There will be "very strict settings" when it comes to aged-care facilities, she said.
Ardern was also at pains to point out that level 2.5 means social gatherings are limited to 10 people.
"I cannot stress how important this is," she said.
"Much of this cluster has stemmed from social gatherings. If we want to stop the spread, we have to stop socialising for a time.
"I know that these new normals will take a little while to get used to, but these are measures that are in place for a good reason."
Ardern used this same phrase when New Zealand first moved to level 4 lockdown in late March.
Yesterday, she said the level 2 systems were designed to be effective while officials work to stamp out a Covid cluster.
She said that New Zealand's "systems are good".
When asked if the decision to move out of level 3 was a political one, Ardern said: "not at all".
"Never ever have we made a political decision in the management of Covid-19.
"We have made health-based decisions and evidence-based decisions because that's the best way we support our economy."
Auckland Mayor Phil Goff, meanwhile, has urged Aucklanders to wear a mask if they are out in public.
"We've got a system in place to stop the spread of transmission, but the system only works if people follow it," he said.
He said most Aucklanders have been following the rules, some have been flouting them.
Ardern noted that the rules don't just apply to the city of Auckland, they are guidelines for Aucklanders.
That means Aucklanders should not be visiting aged-care homes in any part of the country.

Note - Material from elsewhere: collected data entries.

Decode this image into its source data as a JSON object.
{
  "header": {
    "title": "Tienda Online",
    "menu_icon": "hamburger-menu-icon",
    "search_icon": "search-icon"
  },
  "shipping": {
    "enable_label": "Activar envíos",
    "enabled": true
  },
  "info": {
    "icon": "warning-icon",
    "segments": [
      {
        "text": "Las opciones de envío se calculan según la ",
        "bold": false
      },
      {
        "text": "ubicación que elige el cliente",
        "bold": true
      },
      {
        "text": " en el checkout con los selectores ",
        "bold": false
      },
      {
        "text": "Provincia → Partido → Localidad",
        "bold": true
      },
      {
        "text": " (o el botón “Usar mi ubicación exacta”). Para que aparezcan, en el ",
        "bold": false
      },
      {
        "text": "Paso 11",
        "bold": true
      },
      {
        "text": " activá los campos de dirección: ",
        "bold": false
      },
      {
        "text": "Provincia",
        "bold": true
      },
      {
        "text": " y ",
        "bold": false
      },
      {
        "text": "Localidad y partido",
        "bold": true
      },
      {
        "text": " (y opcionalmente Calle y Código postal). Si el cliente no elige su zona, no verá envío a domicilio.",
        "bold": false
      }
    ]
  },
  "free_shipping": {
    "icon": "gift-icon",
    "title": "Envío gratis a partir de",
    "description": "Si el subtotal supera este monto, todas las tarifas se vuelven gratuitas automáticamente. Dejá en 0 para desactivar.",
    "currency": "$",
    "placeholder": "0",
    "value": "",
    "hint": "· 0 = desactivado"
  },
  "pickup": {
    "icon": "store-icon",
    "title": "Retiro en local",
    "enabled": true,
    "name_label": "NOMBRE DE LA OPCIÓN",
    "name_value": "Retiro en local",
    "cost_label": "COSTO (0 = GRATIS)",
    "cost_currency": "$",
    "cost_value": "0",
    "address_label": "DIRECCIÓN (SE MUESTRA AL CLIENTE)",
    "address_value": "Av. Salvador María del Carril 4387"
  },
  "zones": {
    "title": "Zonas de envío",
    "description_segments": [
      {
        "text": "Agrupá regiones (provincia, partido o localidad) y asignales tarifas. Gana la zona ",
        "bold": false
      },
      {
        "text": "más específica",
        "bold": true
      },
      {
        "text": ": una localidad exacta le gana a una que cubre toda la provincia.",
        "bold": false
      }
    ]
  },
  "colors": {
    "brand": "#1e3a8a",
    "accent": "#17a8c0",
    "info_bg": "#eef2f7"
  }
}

Nor should they be attending mass gatherings in other cities or regions either.
This won't be enforced, but Ardern appealed to people's "common sense" and said there would be an element of trust.
Ardern was clear yesterday that the Government "will step up levels again if we need to".
But she is confident that this won't happen.
"We are placing trust in our system, but we are also placing trust in our team of five million."
Ardern did, however, have an ace up her sleeve in case Aucklanders decide they don't want to follow the rules and wear a mask on public transport.
In her opening statements, Ardern said that she would not rule out mandating their use if people fail to use them as they have been asked.